PELIKAN – Lateinische Literatur

Pelikan – C. – II.1 Physiologus, Bestiarien

Mit Ausnahme des Physiologus Theobaldi berichten alle lateinischen Fassungen des Physiologus (Version b und y, Kapitel 6; Version c, Kapitel 4; Dicta Chrysostomi, Kapitel 20) vom Pelikan. Nachdem zunächst der dem alttestamentlichen König David zugeschriebene Ausspruch similis factus sum pelicano solitudinis […] (VUL Ps.101,7) angeführt und von der großen Liebe, die der Pelikan zu seinen Kindern pflegt, berichtet wird, rückt schnell die Beschreibung eines detaillierten Erweckungsberichtes in den Mittelpunkt der Darstellung.

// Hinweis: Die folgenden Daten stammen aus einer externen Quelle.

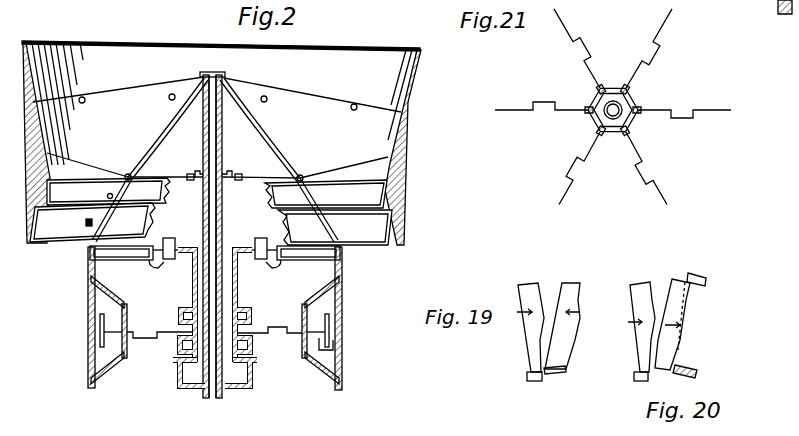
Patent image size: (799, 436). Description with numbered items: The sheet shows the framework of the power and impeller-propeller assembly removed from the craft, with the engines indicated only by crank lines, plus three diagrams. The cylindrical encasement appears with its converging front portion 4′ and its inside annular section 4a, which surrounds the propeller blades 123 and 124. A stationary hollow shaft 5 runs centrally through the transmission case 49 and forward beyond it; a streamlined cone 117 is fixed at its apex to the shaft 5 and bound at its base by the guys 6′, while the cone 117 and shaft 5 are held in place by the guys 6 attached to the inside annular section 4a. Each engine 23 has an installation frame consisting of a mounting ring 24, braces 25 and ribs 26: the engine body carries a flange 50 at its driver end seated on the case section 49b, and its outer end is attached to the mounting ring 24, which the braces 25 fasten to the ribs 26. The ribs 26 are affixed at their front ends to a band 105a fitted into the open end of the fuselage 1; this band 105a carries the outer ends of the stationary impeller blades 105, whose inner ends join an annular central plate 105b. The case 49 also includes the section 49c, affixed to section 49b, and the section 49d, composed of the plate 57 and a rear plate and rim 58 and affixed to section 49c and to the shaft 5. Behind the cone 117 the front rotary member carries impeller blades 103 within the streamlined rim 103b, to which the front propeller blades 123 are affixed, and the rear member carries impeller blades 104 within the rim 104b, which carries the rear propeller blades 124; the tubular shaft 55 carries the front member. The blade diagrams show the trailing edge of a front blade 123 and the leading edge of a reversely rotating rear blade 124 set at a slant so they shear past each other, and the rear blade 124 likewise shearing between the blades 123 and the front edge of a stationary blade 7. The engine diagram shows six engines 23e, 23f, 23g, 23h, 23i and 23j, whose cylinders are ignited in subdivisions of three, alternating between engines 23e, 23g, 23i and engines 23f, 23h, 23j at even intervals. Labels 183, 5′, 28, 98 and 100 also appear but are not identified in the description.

In FIG. 2, the top plate 183 is at (221, 53).
In FIG. 2, the converging front portion 4′ is at (38, 94).
In FIG. 2, the inside annular section 4a is at (40, 157).
In FIG. 2, the guys 6 is at (217, 127).
In FIG. 2, the streamlined cone 117 is at (272, 128).
In FIG. 2, the stationary shaft 5 is at (215, 113).
In FIG. 21, the stationary shaft 5 is at (622, 103).
In FIG. 2, the shaft bore 5′ is at (215, 147).
In FIG. 2, the guys 6′ is at (214, 171).
In FIG. 2, the front propeller blades 123 is at (217, 194).
In FIG. 19, the front propeller blades 123 is at (528, 286).
In FIG. 20, the front propeller blades 123 is at (643, 287).
In FIG. 2, the impeller blades 103 is at (193, 195).
In FIG. 2, the streamlined rim 103b is at (309, 195).
In FIG. 19, the streamlined rim 103b is at (528, 374).
In FIG. 20, the streamlined rim 103b is at (636, 373).
In FIG. 2, the rear propeller blades 124 is at (211, 224).
In FIG. 19, the rear propeller blades 124 is at (572, 288).
In FIG. 20, the rear propeller blades 124 is at (680, 284).
In FIG. 2, the impeller blades 104 is at (192, 221).
In FIG. 20, the impeller blades 104 is at (688, 378).
In FIG. 2, the streamlined rim 104b is at (326, 221).
In FIG. 19, the streamlined rim 104b is at (564, 368).
In FIG. 2, the stationary impeller blades 105 is at (215, 252).
In FIG. 2, the band 105a is at (90, 252).
In FIG. 2, the annular central plate 105b is at (149, 268).
In FIG. 2, the bearing block 28 is at (169, 238).
In FIG. 2, the transmission case 49 is at (192, 279).
In FIG. 2, the transmission case section 49b is at (240, 316).
In FIG. 2, the transmission case section 49c is at (250, 352).
In FIG. 2, the transmission case section 49d is at (255, 366).
In FIG. 2, the flange 50 is at (178, 340).
In FIG. 2, the plate 57 is at (173, 362).
In FIG. 2, the rear plate and rim 58 is at (182, 389).
In FIG. 2, the mounting ring 24 is at (128, 317).
In FIG. 2, the engine 23 is at (214, 332).
In FIG. 2, the ribs 26 is at (122, 355).
In FIG. 2, the braces 25 is at (104, 327).
In FIG. 21, the inner hex ring 98 is at (604, 99).
In FIG. 21, the tubular shaft 55 is at (606, 118).
In FIG. 21, the locking tabs 100 is at (636, 125).
In FIG. 21, the engine 23e is at (566, 48).
In FIG. 21, the engine 23f is at (645, 48).
In FIG. 21, the engine 23g is at (684, 106).
In FIG. 21, the engine 23h is at (659, 168).
In FIG. 21, the engine 23i is at (579, 168).
In FIG. 21, the engine 23j is at (541, 117).
In FIG. 20, the stationary helical blades 7 is at (700, 312).
In FIG. 20, the fuselage 1 is at (696, 366).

Bald nach ihrer Geburt beginnen die Pelikankinder die eigenen Eltern zu schlagen. Das Resultat dieses Angriffes sind wiederum Schläge der sich zur Wehr setzenden Pelikaneltern, die zum Tode ihrer Kinder führen. Darauf verfallen die Eltern in eine von Mitleid hervorgerufene Trauer (Version c, y). Drei Tage später durchstößt ein Elternteil (Version b, y, Dicta: Mutter; Version c: Vater) seine eigene Rippe (Version b, y, Dicta) und/oder öffnet seinen Brustkorb (Version b, c, Dicta). Das dabei hervortretende Blut wird über die toten Kinder vergossen, die so wieder zum Leben erweckt werden.

Die darauffolgende heilsgeschichtliche Auslegung dieses Berichtes deutet das Selbstopfer der Pelikaneltern als Sinnbild für den Kreuzigungstod Christi. Indem er das Kreuz emporstieg und dort sein Blut und Wasser vergoss, erlöste er die von ihrem Schöpfer abgefallene Christenheit von ihren Sünden. Diese Interpretation wird bereits zu Beginn der Pelikandarstellung mit dem oben genannten Zitat aus dem Buch der Psalme gerechtfertigt. Denn durch die Verknüpfung des Pelikans mit König David ergibt sich gleichzeitig eine Verbindung zu Jesus Christus, dem „Sohn Davids“. Zusätzlich untermauert wird diese Form der Auslegung durch die Nennung der Zahl Drei im Erweckungsbericht. Sie gilt im allgemeinen als Zeichen der Trinität und der Auferstehung Christi.

Ausg.: Physiologus Latinus (Versio B), ed. F. J. Carmody, 1939; Physiologus Latinus (Versio Y), ed. F. J. Carmody, 1941; Physiologus Bernensis, ed. Chr. v. Steiger / O. Homburger, 1964; Denkmäler deutscher Prosa des 11. und 12. Jahrhunderts, ed. F. Wilhelm, 1960.

Lit.: C. Gerhardt: Die Metamorphosen des Pelikans, 1979; N. Henkel: Studien zum Physiologus im Mittelalter, 1976; F. McCulloch: Mediaeval Latin and French Bestiaries, 1960.